But now it's done, it's over, we've had our chance. There was even, for a second, hope of resurrection, or almost, Mein junges Leben hat ein End. We must collect our thoughts, for the unexpected is always upon us, in our rooms, in the street, at the door, on a stage. (Samuel Beckett, as used in Luciano Berio's Sinfonia)
It's true — I have completely finished Lichtenbergianism: procrastination as a creative strategy, exported the print file, and sent it to the publisher.
No, I don't know when you can give me money, but I'll let you know.
This was Wednesday afternoon, and I felt as if I had been beaten: all that tension of ABANDONMENT with nowhere to go.
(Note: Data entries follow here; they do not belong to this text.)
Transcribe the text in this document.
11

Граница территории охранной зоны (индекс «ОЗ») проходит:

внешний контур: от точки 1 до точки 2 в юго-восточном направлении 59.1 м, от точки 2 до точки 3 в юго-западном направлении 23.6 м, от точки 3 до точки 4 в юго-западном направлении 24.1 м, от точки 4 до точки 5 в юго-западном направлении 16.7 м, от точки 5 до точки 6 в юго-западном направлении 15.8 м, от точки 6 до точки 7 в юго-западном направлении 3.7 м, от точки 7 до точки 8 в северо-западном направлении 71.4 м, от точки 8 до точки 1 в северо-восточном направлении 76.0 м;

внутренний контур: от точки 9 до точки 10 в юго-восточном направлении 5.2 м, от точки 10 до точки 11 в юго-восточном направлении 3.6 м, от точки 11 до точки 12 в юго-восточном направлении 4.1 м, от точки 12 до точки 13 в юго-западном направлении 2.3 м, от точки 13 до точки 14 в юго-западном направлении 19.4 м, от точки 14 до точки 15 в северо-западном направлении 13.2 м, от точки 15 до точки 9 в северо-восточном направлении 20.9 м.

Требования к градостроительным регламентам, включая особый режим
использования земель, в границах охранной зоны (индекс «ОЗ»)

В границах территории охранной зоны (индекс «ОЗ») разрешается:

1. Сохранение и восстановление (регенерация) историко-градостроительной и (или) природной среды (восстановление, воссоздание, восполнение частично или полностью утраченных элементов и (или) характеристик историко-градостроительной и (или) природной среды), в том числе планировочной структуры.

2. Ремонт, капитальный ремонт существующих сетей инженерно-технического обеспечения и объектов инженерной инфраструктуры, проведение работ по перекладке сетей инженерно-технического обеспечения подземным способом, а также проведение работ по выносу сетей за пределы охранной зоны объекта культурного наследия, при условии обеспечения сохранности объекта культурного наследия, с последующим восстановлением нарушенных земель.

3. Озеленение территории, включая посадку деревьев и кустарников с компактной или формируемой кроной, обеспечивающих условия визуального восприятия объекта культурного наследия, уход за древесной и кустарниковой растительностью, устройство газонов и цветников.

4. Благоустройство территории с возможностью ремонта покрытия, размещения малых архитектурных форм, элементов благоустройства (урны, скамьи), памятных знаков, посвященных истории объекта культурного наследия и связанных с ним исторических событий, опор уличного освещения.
Then yesterday, when I should have turned right around and started composing RED DRESS, I just kind of dawdled: cleaned up the study (a bit), surveyed the labyrinth, went to Backstreet Writers at Backstreet Arts, and even wrote a scurrilous 100-Word Rant about not getting right back to work.
However, I have to remember the Lichtenbergian motto: Cras melior est — Tomorrow is better. Anthony Trollope, the great Victorian novelist, would write for three hours every day. (Before the days of even typewriters, he literally wrote for three hours every day.) If he finished a novel before the three hours were up, he pulled out a fresh sheet of paper and started a new novel. This is the antithesis of Lichtenbergianism, and I for one will not betray our high ideals.
I'm in trouble enough for actually finishing the book.